Du côté de l'UDI, le sénateur Yves Pozzo di Borgo, élu du VIIe arrondissement, explique que, «dès 20 heures, dimanche soir, l'adjoint aux espaces verts (UDI) du VIIe arrondissement, René-François Bernard, a pu constater, aux côtés des services municipaux, que les lieux étaient très propres et que seules les pelouses situées devant la tour Eiffel étaient partiellement endommagées». «Nous ne comprenons pas que la Mairie de Paris, poursuit-il, fasse payer l'addition d'une lente dégradation du Champ-de-Mars, faute de moyens appropriés, aux organisateurs.»

Flagrant délit de contradiction

Président du groupe PCF-PG au Conseil de Paris, Ian Brossat réplique que «la droite est prise en flagrant délit de contradiction: c'est elle qui fut à l'initiative de la charte de protection du Champ-de-Mars… et c'est elle qui a appelé à manifester le 13 janvier! souligne-t-il.

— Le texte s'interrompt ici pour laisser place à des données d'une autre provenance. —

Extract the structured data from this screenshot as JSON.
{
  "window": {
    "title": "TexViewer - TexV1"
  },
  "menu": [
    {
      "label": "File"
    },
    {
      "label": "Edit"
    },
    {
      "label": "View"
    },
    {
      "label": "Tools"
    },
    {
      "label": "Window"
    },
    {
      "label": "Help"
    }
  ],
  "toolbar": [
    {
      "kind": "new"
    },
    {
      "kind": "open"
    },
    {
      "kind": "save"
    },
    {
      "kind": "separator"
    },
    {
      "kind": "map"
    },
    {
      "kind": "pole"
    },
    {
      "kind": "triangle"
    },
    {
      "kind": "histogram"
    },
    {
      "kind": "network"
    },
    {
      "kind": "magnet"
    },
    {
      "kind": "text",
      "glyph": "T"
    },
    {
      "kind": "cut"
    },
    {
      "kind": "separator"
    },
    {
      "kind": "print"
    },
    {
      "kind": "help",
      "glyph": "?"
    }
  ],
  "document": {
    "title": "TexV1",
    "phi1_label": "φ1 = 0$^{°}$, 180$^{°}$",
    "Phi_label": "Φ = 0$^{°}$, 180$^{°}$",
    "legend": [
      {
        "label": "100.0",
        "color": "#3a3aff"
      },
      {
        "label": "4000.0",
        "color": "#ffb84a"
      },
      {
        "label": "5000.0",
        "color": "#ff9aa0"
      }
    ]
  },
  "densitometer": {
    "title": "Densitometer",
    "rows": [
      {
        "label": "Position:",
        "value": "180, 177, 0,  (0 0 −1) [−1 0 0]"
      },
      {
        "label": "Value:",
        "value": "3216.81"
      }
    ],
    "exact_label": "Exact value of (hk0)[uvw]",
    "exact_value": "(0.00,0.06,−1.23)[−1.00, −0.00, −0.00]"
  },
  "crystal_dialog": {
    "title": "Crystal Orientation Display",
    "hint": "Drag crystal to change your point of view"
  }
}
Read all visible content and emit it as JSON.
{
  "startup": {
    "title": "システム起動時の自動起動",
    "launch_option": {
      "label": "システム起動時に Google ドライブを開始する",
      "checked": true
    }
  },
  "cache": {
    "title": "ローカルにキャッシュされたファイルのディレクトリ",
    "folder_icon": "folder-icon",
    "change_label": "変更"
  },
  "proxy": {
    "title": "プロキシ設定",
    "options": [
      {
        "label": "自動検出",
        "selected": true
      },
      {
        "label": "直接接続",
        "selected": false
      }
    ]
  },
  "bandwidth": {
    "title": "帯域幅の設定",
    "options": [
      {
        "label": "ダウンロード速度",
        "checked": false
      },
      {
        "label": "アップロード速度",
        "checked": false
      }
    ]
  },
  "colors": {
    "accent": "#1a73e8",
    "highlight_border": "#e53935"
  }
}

Les organisateurs de la manifestation homophobe doivent assumer leurs responsabilités et régler la note.»

La démarche de Bertrand Delanoë ne fait que relancer la polémique sur le nombre de participants à la manifestation de dimanche. «Comment si peu de manifestants ont-ils pu faire autant de dégâts?» s'amusent certains sur Twitter. D'autant que lors de précédents événements sur le Champ-de-Mars, qui avaient causé «beaucoup plus de dégradations», se souvient Bernard Loing, président de l'Association des amis du Champ-de-Mars, la Mairie de Paris ne s'était pas montrée si tatillonne.

D'après un article du Parisien du 15 juillet 2009, «700.000 spectateurs se sont rassemblés au Champ-de-Mars à Paris pour le méga-concert gratuit de Johnny Hallyday, selon la Préfecture de police». «En raison de l'affluence exceptionnelle attendue, la remise en état du Champ-de-Mars sera financée cette année par l'État pour les deux tiers et pour un tiers par la Ville», précisait encore le quotidien. Deux ans plus tard, c'était un concert de SOS-Racisme qui se tenait sur l'esplanade: «“Regardez ce Champ-de-Mars proche du million de personnes”, a lancé sur scène le président de SOS-Racisme, Dominique Sopo», écrivait l'AFP le 14 juillet 2011. L'association assure avoir reçu, après l'événement, une facture de la mairie de Paris: «c'était même assez cher pour des géraniums!» ironise l'attachée de presse de SOS-Racisme. Combien exactement? Mercredi soir, ni elle ni les services de la Mairie de Paris n'avaient retrouvé cette facture.

Plusieurs lecteurs «outrés par cette mesquinerie» ont contacté Le Figaro pour savoir comment aider le collectif de la Manif pour tous. «Cela ne fait que renforcer le vent de colère et l'attachement à notre mouvement, témoigne Emmanuel, l'un des organisateurs. On reçoit depuis dimanche des appels de toute la France, de gens écœurés par les chiffres visiblement politiques de la Préfecture de Paris. Il y a une énorme attente sur la suite que l'on donnera à cette manifestation.»